4 561,21 dollars l’once. Le cours au comptant de l’or progresse ce 21 août 2026, soutenu par deux moteurs de marché : la baisse du dollar américain et les rachats renforcés de titres du Trésor à long terme aux États-Unis.
Le mouvement confirme une tendance favorable au métal jaune, avec une troisième hausse hebdomadaire consécutive. Le marché de l’or réagit à la fois aux changes, aux taux d’intérêt et à la gestion de la dette américaine.
L’or profite d’un dollar plus faible
Le cours au comptant, aussi appelé prix “spot”, désigne le prix de l’or pour une livraison immédiate. Il s’établit à 4 561,21 dollars l’once ce 21 août. L’once utilisée sur le marché de l’or est l’once troy, qui équivaut à environ 31,1 grammes.

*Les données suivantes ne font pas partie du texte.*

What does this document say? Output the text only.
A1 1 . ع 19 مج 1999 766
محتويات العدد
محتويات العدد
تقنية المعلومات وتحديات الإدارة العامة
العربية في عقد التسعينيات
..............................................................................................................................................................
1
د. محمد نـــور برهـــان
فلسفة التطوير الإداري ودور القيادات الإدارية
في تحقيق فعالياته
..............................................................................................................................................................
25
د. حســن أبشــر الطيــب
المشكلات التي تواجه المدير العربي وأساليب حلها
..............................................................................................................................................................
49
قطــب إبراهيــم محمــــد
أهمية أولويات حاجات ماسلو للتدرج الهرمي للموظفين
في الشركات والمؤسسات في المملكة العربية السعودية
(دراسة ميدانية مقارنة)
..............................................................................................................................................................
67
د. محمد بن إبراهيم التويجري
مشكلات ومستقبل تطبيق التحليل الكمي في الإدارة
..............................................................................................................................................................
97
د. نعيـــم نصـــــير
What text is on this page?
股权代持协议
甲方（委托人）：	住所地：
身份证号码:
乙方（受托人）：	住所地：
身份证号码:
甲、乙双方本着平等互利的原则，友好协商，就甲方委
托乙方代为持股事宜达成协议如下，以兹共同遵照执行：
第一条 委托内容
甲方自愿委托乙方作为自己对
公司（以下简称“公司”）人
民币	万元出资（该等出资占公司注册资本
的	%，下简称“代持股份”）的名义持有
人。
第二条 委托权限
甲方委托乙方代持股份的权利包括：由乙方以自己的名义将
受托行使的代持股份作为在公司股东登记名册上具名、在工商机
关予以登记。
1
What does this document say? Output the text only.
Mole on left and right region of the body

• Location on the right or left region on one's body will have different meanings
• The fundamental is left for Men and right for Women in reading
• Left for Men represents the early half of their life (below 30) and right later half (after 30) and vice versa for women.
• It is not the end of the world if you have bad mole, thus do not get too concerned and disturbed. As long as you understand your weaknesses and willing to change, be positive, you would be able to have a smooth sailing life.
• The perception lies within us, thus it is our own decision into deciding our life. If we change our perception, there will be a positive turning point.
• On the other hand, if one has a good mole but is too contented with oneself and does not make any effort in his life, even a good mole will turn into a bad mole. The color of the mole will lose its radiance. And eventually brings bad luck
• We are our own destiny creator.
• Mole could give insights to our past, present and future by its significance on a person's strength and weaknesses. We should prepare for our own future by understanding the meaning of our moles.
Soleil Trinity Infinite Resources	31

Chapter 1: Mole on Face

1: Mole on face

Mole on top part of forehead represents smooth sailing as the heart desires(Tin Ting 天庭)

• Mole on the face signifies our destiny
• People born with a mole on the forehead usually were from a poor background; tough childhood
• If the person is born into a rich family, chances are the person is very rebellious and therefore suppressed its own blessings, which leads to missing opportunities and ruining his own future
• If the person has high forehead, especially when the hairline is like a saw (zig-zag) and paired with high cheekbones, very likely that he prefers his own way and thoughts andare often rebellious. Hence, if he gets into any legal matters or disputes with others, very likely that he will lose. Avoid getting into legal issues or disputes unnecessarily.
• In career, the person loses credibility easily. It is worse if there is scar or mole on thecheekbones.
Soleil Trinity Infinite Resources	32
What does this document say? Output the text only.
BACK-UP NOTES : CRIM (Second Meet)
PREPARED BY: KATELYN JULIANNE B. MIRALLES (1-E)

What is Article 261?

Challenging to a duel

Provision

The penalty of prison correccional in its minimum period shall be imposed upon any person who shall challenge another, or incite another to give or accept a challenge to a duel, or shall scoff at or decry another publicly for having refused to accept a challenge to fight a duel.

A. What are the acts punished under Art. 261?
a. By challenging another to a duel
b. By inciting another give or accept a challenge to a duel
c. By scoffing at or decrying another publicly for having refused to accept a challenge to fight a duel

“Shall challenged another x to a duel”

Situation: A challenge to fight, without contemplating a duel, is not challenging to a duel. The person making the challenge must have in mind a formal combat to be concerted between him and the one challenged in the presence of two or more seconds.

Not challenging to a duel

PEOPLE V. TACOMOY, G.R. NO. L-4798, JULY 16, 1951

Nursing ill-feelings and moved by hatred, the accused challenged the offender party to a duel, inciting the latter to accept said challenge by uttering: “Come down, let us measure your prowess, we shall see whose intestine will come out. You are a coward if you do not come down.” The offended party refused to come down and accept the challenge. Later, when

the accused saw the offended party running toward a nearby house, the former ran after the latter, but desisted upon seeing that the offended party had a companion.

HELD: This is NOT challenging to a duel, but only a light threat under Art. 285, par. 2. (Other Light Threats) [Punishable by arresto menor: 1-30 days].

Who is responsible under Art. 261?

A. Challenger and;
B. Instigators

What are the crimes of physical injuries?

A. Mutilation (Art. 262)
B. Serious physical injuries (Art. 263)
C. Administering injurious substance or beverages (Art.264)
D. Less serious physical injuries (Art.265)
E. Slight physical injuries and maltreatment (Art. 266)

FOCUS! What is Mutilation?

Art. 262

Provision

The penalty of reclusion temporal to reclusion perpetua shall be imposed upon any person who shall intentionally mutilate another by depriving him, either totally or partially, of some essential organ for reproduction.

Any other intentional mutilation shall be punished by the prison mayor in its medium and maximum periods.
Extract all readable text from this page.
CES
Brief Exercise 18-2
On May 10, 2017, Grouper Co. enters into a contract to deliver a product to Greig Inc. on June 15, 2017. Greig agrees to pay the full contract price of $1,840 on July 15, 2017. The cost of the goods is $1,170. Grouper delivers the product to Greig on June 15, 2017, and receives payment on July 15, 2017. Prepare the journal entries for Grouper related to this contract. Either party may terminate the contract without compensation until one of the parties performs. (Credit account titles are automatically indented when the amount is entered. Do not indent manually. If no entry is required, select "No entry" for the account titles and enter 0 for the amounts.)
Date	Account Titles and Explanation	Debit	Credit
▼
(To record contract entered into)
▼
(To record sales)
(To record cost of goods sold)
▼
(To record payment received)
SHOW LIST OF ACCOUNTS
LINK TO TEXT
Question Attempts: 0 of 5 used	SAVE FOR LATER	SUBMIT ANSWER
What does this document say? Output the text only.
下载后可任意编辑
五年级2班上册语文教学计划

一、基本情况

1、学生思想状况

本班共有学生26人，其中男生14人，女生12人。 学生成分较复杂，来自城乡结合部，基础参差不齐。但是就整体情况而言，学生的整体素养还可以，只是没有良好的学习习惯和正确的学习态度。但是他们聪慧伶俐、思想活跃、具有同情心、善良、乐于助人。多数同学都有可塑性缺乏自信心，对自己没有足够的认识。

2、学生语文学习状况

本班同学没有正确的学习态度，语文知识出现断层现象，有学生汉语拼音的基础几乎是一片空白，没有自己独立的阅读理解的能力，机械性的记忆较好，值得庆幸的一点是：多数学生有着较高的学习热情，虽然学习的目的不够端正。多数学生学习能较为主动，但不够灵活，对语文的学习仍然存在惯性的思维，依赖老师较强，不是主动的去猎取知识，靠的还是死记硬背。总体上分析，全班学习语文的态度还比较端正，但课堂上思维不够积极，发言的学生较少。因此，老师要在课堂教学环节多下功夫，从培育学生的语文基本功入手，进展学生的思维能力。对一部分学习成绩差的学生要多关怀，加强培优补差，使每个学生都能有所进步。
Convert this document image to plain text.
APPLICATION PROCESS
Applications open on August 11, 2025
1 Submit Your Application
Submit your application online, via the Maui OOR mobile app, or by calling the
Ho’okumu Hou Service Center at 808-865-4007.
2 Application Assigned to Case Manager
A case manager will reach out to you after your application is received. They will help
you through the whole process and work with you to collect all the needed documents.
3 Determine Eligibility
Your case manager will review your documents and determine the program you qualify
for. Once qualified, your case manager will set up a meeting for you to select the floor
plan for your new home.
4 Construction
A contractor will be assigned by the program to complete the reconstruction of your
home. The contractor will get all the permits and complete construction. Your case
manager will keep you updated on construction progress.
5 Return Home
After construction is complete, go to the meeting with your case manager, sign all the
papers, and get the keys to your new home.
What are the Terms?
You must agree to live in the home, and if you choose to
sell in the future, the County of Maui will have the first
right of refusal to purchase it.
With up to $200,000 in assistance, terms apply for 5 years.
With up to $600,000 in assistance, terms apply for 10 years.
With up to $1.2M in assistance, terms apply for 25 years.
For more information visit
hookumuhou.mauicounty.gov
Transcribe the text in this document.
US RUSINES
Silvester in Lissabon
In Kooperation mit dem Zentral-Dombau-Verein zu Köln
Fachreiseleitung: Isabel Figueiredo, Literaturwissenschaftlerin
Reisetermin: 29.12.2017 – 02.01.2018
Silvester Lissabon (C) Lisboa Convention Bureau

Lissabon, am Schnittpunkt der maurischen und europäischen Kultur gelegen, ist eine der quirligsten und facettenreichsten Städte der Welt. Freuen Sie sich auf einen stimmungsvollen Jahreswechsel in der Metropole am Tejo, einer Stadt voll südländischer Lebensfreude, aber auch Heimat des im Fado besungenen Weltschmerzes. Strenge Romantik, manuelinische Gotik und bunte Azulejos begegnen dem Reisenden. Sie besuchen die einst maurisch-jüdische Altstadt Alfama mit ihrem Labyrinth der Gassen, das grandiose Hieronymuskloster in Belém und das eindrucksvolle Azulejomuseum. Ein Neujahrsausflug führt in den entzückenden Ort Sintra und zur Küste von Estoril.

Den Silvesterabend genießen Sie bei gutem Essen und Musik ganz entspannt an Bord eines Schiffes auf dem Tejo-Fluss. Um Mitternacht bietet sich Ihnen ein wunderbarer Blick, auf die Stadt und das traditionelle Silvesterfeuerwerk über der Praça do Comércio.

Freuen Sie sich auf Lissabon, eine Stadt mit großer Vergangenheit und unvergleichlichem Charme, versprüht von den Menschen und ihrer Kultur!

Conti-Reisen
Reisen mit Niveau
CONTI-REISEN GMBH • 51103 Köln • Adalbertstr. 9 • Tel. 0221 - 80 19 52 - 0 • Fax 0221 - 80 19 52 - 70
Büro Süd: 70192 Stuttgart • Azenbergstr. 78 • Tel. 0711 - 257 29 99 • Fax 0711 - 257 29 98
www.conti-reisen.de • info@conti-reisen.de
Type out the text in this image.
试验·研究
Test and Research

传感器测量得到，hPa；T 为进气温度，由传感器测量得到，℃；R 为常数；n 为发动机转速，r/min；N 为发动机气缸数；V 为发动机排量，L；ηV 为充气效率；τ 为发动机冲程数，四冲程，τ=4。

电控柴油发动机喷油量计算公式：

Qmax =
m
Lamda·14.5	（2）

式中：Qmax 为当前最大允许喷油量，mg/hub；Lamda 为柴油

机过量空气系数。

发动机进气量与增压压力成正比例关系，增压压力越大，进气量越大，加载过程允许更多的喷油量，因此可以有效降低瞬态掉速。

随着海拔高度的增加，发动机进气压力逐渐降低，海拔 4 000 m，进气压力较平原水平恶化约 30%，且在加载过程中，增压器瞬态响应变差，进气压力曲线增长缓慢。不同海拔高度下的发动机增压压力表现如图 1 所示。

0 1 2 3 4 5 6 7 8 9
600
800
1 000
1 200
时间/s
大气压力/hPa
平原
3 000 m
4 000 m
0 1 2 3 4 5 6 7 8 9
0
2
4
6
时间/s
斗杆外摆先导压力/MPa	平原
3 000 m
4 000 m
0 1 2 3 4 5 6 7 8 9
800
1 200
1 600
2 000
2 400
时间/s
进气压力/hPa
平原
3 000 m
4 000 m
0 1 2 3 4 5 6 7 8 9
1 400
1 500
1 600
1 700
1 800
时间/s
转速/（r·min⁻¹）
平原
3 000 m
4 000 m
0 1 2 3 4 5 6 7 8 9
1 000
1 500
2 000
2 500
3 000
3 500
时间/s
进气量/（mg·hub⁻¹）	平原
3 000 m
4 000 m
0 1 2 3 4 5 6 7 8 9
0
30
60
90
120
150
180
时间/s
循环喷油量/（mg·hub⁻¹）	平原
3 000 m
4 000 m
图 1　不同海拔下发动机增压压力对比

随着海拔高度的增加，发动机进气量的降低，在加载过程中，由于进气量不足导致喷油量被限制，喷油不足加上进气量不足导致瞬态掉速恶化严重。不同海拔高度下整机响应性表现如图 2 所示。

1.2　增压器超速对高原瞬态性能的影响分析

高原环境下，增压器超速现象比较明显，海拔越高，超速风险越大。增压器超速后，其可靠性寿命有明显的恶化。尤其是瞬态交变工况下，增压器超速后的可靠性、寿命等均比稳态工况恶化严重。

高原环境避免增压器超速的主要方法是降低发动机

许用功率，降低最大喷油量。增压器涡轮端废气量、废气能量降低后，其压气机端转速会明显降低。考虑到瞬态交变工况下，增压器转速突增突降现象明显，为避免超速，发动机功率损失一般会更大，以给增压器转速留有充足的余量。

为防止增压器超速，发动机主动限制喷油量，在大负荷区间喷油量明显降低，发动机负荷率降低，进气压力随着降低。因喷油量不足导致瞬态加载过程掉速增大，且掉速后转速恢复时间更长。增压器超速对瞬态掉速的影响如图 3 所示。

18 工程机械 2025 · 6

Quand le dollar baisse, l’or coté en dollars devient moins cher pour les acheteurs utilisant d’autres devises. Cette mécanique peut soutenir la demande mondiale. Pour un investisseur belge ou européen, l’effet final dépend toutefois aussi du taux de change euro-dollar : une hausse de l’or en dollars peut être partiellement atténuée si l’euro se renforce fortement face au billet vert.
L’or reste aussi sensible aux anticipations de taux. Comme il ne verse ni coupon ni dividende, son attrait augmente généralement lorsque les rendements obligataires reculent. Le “rendement” désigne ici le revenu annuel attendu d’une obligation, rapporté à son prix.
Le Trésor américain renforce ses rachats de dette
Le 19 août, le Trésor américain a annoncé un doublement de certains programmes de rachats d’obligations à long terme. Les montants passent de 2 milliards de dollars à au moins 4 milliards de dollars par opération, pour des échéances de 10 à 30 ans.
Ces titres sont des dettes émises par l’État américain. À long terme, ils sont souvent appelés obligations du Trésor. Les rachats se font sur le marché secondaire, c’est-à-dire là où les investisseurs s’échangent des titres déjà émis.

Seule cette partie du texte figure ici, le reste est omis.